The Defense Department has consistently said it is not seeking alternatives to the base, which has hosted more than 11,000 US troops since 2002. But Donald Trump raised the prospect in an interview two weeks ago saying that ten countries would bid to host the base if the US ever decided to pull out.
“We cannot allow for our air base to be used as a means to justify this sort of behavior,” said Ms Lehtinen, as Secretary of State Rex Tillerson was hosting his Qatari counterpart Mohammed bin Abdulrahman Al Thani a few miles away.
“Doha’s behavior must change the status quo, and if it does not, it risks losing our cooperation on the air base.”
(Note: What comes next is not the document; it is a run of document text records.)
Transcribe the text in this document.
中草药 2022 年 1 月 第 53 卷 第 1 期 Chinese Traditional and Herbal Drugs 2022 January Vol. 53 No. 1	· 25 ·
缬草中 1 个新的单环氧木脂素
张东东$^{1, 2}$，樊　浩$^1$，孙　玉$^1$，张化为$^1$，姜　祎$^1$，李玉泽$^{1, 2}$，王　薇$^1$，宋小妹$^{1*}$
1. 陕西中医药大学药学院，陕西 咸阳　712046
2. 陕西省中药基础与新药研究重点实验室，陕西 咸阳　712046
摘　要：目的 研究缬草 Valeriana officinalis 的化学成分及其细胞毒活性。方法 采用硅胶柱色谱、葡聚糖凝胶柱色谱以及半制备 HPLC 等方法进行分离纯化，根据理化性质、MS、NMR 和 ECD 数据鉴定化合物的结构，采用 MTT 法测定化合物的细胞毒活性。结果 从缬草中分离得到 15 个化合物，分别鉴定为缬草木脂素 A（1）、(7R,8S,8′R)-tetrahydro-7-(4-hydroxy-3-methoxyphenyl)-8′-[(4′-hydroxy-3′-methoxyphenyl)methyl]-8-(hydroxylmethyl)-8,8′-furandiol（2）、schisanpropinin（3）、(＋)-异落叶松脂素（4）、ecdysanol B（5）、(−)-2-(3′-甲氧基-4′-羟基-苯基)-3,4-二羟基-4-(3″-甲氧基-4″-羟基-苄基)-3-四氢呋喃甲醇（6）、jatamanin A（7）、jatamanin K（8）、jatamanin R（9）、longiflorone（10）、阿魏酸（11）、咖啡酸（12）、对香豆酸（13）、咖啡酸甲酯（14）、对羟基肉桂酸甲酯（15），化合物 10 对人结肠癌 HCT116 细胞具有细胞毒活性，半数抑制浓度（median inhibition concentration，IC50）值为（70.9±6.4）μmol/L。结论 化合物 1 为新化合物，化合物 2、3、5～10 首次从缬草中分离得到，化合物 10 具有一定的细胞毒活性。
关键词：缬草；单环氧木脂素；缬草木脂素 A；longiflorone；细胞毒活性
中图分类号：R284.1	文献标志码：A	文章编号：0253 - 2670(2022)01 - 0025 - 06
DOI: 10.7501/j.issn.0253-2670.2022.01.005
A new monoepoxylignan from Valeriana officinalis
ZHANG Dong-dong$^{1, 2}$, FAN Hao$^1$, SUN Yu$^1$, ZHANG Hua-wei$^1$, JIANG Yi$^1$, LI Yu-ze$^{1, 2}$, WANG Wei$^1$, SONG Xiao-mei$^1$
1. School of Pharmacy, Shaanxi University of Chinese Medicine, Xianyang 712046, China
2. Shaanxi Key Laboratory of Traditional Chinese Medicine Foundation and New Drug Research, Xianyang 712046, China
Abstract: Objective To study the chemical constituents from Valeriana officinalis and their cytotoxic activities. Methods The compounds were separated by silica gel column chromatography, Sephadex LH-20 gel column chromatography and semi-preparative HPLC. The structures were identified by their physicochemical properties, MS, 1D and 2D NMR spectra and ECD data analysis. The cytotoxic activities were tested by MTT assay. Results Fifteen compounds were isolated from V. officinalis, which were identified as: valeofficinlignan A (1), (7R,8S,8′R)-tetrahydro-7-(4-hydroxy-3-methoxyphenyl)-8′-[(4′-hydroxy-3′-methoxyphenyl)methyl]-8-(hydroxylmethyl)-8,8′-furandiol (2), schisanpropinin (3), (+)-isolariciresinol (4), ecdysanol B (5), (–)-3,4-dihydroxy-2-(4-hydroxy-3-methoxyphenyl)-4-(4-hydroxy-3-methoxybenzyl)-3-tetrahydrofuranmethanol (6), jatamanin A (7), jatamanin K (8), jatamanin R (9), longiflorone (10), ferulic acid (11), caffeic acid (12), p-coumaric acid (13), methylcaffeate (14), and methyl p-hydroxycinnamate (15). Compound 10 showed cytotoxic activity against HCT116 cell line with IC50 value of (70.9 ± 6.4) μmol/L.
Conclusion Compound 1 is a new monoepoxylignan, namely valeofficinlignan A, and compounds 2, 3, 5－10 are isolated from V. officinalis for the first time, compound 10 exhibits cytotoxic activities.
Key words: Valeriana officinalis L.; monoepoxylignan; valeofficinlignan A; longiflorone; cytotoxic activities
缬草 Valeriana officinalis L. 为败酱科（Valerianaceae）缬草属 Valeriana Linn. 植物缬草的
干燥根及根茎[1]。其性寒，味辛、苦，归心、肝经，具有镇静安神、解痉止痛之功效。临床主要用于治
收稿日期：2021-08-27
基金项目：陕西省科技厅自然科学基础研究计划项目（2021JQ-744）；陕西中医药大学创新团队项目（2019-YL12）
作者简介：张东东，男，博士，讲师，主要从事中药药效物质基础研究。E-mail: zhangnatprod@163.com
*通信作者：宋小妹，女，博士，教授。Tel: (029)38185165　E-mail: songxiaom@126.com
She defined Qatar as only helping “to facilitate our operations at our airbase”, while “the UAE, for example, has spent 12 years with us fighting alongside in Afghanistan”.
The Republican congresswoman described Doha as “a permissive environment for terror financing” and said that it had “openly housed Hamas leaders, Taliban leaders, and has several individuals who have been sanctioned by the U.S. Treasury Department and it has failed to prosecute them.”
She said she hoped the rift would end with the Gulf countries working closely with the US Treasury Department “to root out and disrupt terror financing streams”.
It came following a report in the Financial Times last month which suggested that Qatar had paid up to $1bn to release members of its royal family, kidnapped in Iraq while on a hunting trip.
Qatar’s relations with several Arab states have been strained since May 24 over a leaked statement attributed to Qatari Emir Sheikh Tamim bin Hamad, criticizing Gulf foreign policy with Iran, describing it as “unwise”.
Qatari Emir Tamim bin Hamad’s recent remarks in which he attacked Egypt, Bahrain and the United Arab Emirates (UAE) prompted the major Arab powers to adopt urgent and strict measures towards Doha.
The Qatari crisis was escalated when Egypt, Saudi Arabia, Bahrain, and the UAE, along with Yemen and Libya announced a coordinated diplomatic break with Qatar, including Saudi Arabia, the United Arab Emirates and Bahrain. They also closed their airspace and seaports for Qatari transportation.